Affairs, too, are often a form of abuse, taunting a spouse with the evidence but denying that anything is going on. Instead, accusations of paranoia are hurled back at the victim, dismantling their psyche still further.
Abuse builds when one person in a couple consistently tries to exert that dominance, through intimidation, threats, anger and violence against furniture and walls. There are arguments in every relationship. But there is a fine line between healthy, constructive disagreements and destructive rows full of character assassination and blame.
When a strong man has an anger-management problem, women understandably feel compromised about standing up for themselves. Arguing back could make matters worse. Lawson has been quoted as saying about her marriage: "I'll go quiet when he explodes and then I am a nest of horrible festeringness."
No one can really understand what goes on in another person's relationship. One's own is enough of a mystery. But if I were to turn back the clock seven years and write my two books on relationships again, I would probably structure them differently around the subtleties of abuse because of what I now know.
What is clear to me is that we find it so hard to understand the very fine line between common relationship difficulties and abusive patterns of behaviour when we are in love with someone and when there are so many other ties that bind us, such as children, reputation, lack of money and not wanting to be alone.

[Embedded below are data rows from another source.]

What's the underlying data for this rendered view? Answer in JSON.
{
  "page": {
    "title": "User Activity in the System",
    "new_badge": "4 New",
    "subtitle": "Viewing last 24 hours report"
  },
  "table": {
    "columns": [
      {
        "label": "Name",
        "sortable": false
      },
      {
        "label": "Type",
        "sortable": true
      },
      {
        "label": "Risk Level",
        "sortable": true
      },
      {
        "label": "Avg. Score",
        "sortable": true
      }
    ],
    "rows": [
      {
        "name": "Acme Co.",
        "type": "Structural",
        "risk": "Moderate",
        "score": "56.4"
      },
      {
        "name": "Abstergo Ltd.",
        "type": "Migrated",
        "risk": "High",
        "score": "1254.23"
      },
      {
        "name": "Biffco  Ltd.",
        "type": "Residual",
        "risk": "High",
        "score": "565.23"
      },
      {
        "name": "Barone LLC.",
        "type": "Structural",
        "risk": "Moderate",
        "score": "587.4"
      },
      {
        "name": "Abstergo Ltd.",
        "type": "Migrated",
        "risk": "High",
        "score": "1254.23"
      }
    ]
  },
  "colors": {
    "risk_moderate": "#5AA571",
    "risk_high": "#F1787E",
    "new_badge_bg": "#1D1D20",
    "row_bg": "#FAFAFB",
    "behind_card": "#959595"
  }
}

"Why doesn't she just leave?" is a naive statement and one that won't help Lawson, or any other woman in a relationship with an "explosive" man whom she probably still loves.
Our ignorance about abuse is also compounded by the taboos surrounding relationships and family life. We believe our private lives should be kept private. We shouldn't interfere in other people's problems. People took photographs of Saatchi and Lawson but nobody approached the table to ask if they were all right. And it is this hidden nature of family life that makes abuse harder to live with and talk about. For a successful woman, just admitting that there have been abusive situations is tantamount to failure. And so, so shaming.
I wish them both well. Perhaps the most hopeful legacy from this sorry affair will be greater transparency about how common abuse can be. But I also believe that too many people lack the key tools to help them build their relationships from the inside, which in turn allows abuse to flourish. We can't trust everything to love.
* Our Cheating Hearts - Love & Loyalty; Lust & Lies, by Kate Figes, is published by Virago.